|Sacred Heart Cathedral, Richmond, Virginia - the bishop recently blocked the employment of a friend as a teacher because she was divorced|
The First Amendment of the U.S. Constitution grants religious freedom to all citizens and provides that there shall be no established church. In drafting the First Amendment, the Founding Fathers were familiar with the special rights granted to the Church of England under British rule and the manner in which non-church members were required to pay taxes to support the established church. Now, we see the fastest growing religious segment in America to be the "Nones" - those who belong to no church whatsoever. Yet, through the tax-exemption granted to religious institutions, all citizens are forced to indirectly support churches that they not only do not belong to, but may also actively discriminate against them. It's a situation that violates the First Amendment's protections. A piece in Time makes the case that it is time to end tax-exempt status for religious institutions (a move that would give a financial boost to both states and the federal government). Here are excerpts:
Two weeks ago, with a decision in Obergefell v. Hodges on the way, Sen. Mike Lee of Utah introduced the First Amendment Defense Act, which ensures that religious institutions won’t lose their tax exemptions if they don’t support same-sex marriage. Liberals tend to think Sen. Lee’s fears are unwarranted, and they can even point to Justice Anthony Kennedy’s opinion in Friday’s case, which promises “that religious organizations and persons [will be] given proper protection.”
I’m a gay-rights supporter who was elated by Friday’s Supreme Court decision — but I honor Sen. Lee’s fears.

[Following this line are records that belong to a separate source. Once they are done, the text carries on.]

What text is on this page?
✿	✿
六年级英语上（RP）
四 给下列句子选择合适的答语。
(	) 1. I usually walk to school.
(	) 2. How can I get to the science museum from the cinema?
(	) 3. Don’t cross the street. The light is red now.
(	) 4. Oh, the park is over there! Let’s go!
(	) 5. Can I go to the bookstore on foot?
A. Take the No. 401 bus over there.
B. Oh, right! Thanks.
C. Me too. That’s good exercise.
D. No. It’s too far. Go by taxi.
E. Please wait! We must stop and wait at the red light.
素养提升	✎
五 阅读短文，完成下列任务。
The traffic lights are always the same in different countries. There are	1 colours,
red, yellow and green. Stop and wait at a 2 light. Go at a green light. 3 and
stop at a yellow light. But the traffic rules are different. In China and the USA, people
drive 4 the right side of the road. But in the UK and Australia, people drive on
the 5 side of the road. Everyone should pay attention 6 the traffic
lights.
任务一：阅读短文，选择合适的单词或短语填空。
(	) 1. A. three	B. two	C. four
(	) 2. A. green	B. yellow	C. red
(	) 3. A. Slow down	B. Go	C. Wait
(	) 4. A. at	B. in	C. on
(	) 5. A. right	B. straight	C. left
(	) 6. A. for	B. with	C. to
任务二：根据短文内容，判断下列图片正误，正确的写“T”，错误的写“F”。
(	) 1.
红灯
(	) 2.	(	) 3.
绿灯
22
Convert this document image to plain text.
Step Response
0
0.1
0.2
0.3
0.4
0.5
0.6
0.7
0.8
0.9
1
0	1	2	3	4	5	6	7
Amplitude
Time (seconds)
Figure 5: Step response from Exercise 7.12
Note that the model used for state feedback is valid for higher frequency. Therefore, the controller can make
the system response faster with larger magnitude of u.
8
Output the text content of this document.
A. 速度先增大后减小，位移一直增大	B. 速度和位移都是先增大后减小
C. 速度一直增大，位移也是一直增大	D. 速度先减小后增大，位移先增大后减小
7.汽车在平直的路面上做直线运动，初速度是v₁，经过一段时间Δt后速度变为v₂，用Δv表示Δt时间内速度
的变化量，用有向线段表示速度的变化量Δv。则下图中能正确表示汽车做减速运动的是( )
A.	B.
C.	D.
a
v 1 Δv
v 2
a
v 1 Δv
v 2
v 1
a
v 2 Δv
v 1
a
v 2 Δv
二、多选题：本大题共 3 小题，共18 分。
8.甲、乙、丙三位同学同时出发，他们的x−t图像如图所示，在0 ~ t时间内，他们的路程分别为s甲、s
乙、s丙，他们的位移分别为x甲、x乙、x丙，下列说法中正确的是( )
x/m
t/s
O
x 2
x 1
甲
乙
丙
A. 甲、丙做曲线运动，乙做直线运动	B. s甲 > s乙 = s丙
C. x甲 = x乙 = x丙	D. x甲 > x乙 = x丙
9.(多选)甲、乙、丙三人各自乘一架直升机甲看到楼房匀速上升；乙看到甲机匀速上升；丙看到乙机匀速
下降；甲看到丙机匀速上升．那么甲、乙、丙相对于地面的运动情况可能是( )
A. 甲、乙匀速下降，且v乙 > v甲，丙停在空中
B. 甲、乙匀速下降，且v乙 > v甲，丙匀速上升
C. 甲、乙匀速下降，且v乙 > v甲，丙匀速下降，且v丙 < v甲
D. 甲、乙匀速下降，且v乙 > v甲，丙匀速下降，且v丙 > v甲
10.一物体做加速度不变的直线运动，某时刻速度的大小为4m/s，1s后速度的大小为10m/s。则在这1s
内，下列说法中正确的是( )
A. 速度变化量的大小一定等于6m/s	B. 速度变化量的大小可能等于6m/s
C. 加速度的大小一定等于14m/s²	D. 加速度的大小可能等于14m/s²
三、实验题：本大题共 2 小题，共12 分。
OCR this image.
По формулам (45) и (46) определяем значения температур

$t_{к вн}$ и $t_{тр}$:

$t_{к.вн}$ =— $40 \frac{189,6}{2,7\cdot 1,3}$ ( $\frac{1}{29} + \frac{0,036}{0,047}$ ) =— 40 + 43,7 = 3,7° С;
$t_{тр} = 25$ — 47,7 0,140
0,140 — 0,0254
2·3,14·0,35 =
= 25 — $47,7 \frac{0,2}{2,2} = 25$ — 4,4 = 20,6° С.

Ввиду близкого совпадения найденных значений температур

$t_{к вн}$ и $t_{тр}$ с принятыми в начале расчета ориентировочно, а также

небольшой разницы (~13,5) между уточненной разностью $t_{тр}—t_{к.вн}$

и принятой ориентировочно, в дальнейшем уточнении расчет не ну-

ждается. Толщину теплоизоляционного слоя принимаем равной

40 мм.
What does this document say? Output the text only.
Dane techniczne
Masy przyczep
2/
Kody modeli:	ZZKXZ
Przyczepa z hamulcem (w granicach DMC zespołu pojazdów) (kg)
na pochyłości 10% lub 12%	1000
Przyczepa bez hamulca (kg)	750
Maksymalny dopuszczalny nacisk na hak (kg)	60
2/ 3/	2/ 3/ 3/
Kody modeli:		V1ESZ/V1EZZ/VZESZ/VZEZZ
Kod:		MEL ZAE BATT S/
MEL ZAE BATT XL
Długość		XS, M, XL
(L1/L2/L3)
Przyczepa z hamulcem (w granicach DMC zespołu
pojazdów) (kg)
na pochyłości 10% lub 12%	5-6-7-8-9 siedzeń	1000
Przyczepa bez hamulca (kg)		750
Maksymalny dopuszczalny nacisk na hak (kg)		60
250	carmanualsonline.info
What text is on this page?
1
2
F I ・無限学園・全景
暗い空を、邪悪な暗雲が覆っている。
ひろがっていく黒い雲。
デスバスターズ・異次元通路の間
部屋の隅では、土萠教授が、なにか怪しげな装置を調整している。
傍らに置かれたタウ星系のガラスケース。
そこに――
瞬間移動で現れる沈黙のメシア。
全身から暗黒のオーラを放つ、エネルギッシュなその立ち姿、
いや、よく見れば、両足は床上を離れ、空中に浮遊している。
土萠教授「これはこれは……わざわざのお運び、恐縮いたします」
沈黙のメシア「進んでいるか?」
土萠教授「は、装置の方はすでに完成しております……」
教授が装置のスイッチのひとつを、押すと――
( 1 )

I don’t, however, like his solution. And he’s not going to like mine. Rather than try to rescue tax-exempt status for organizations that dissent from settled public policy on matters of race or sexuality, we need to take a more radical step. It’s time to abolish, or greatly diminish, their tax-exempt statuses.
The federal revenue acts of 1909, 1913, and 1917 exempted nonprofits from the corporate excise and income taxes at the same time that they allowed people to deduct charitable contributions from their incomes. In other words, they gave tax-free status to the income of, and to the income donated to, nonprofits. Since then, state and local laws nearly everywhere have exempted nonprofits from all, or most, property tax and state income tax. This system of tax exemptions and deductions took shape partly during World War I, when it was feared that the new income tax, with top rates as high as 77%, might choke off charitable giving. But whatever its intentions, today it’s a mess, for several reasons.First, the religious exemption has forced the IRS to decide what’s a religion, and thus has entangled church and state in the worst way. Since the world’s great religion scholars can’t agree on what a religion is, it’s absurd to ask a bunch of accountants, no matter how well-meaning.
The property taxes they aren’t paying have to be drawn from business owners and private citizens — in a real sense, you and I are subsidizing Mormon temples, Muslims mosques, Methodist churches.
Meanwhile, although nonprofits can’t endorse political candidates, they can be quite partisan and still thrive on the public dole, in the form of tax exemptions and deductions.
Defenders of tax exemptions and deductions argue that if we got rid of them charitable giving would drop. It surely would, although how much, we can’t say. But of course government revenue would go up, and that money could be used to, say, house the homeless and feed the hungry. We’d have fewer church soup kitchens — but countries that truly care about poverty don’t rely on churches to run soup kitchens.Exemption advocates also point out that churches would be squeezed out of high-property-value areas. But if it’s important to the people of Fifth Avenue to have a synagogue like Emanu-El or an Episcopal church like St. Thomas in their midst, they should pay full freight for it. They can afford to, more than millions of poorer New Yorkers whose tax bills the synagogue and church exemptions are currently inflating.
I can see keeping some exemptions; hospitals, in particular, are an indispensable, and noncontroversial, public good. And localities could always carve out sensible property-tax exceptions for nonprofits their communities need. But it’s time for most nonprofits, like those of us who faithfully cut checks to them, to pay their fair share.
There is absolutely no reason why churches and "religious" organizations like The Family Foundation or Family Research Council should be indirectly supported by every taxpaying American. Like the article's author, I believe some entities deserve continued tax exempt status, but the Catholic Church, the Mormon Church, Baptist churches and a host of others do not deserve to be supported by non-members and those they denigrate. If their members will not support them and pay the tax bills, then let these church sell of properties or have them go to tax sale - just like what happens to you or me.